NMR studies delineating spatial relationships within the cardiac troponin I-troponin C complex.

NMR spectroscopy and selective isotope labeling of both recombinant cardiac troponin C (cTnC3) and a truncated cardiac troponin I (cTnI/NH2) lacking the N-terminal 32-amino acid cardiac-specific sequence have been used to probe protein-protein interactions central to muscle contraction. Using [methyl-13C]Met-labeled cTnC3, all 10 cTnC Met residues of Ca(2+)-saturated cTnC3 could be resolved in the two-dimensional heteronuclear single- and multiple-quantum coherence spectrum of the cTnI.cTnC complex. Based on the known Met assignments in cTnC3, the largest chemical shift changes were observed for Met81, Met120, Met137, and Met157. Methionines 120, 137, and 157 are all located in the C-terminal domain of cTnC. Methionine 81 is located at the N terminus of the central helix. Minimal chemical shift changes were observed for Met45, Met47, and Met103 of cTnC3 in the cTnI.cTnC complex. All 6 Met residues in [methyl13C]Met-labeled cTnI/NH2 could be resolved in the cTnI.cTnC complex, suggesting that both cTnI and cTnC form a stable homogeneous binary complex under the conditions of the NMR experiment.

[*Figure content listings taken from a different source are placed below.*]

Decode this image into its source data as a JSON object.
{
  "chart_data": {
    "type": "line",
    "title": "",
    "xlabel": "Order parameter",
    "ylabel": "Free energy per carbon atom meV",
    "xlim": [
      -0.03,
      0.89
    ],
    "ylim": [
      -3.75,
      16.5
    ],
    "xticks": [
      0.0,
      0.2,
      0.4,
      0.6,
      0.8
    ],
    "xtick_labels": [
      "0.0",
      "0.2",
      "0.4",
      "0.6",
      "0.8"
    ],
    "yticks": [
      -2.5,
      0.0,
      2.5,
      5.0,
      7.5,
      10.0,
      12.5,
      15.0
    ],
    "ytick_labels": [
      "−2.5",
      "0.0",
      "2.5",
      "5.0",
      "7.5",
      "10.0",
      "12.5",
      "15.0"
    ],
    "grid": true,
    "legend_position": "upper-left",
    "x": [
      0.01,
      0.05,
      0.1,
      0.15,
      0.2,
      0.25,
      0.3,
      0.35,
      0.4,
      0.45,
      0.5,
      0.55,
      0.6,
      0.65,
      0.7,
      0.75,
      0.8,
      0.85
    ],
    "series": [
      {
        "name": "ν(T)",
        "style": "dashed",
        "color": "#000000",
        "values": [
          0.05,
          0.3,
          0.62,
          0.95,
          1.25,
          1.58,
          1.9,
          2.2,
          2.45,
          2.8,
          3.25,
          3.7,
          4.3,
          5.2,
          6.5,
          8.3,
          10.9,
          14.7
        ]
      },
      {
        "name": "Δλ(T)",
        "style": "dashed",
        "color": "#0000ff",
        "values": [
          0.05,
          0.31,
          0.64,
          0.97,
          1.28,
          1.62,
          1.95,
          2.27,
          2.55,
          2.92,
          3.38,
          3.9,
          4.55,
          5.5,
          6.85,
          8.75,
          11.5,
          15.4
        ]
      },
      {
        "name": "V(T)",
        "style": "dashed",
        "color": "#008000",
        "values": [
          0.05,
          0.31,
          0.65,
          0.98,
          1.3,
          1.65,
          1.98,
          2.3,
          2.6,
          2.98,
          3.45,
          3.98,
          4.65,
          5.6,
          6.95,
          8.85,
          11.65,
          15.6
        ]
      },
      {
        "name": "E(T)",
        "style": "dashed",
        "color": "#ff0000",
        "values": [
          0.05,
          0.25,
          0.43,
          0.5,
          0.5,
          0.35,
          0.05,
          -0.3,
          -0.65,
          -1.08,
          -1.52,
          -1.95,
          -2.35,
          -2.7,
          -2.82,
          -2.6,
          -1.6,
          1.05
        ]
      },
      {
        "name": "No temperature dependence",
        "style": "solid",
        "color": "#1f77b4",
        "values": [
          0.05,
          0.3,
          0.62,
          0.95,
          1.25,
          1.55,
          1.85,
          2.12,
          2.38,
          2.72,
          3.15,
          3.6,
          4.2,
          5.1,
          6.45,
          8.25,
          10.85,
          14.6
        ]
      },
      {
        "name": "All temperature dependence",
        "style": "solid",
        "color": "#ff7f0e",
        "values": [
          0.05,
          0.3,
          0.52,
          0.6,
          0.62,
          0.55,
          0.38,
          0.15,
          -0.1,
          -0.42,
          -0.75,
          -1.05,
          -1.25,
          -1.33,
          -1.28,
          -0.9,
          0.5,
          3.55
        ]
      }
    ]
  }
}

In the absence of added protease inhibitors in the cTnI.cTnC complex, cTnI/NH2 was found to undergo selective proteolysis to yield a 5.5-kDa N-terminal fragment corresponding to residues 33-80. Judging from the NMR spectra of [methyl13C]Met-labeled cTnC3, cTnI-(33-80) was sufficient for interaction with the C-terminal domain of cTnC in a manner identical to that observed for native cTnI/NH2. However, in the presence of the proteolytic fragment cTnI-(33-80), the chemical shift of Met81 was not perturbed from its position in free cTnC3. Thus, residues located C-terminal to Arg80 in cTnI appear to be responsible for interaction with the N-terminal half of cTnC. Taken together, these results provide strong evidence for an antiparallel arrangement for the two proteins in the troponin complex such that the N-terminal portion of cTnI interacts with the C-terminal domain of cTnC. This interaction likely plays a role in maintaining the stability of the TnI.TnC complex.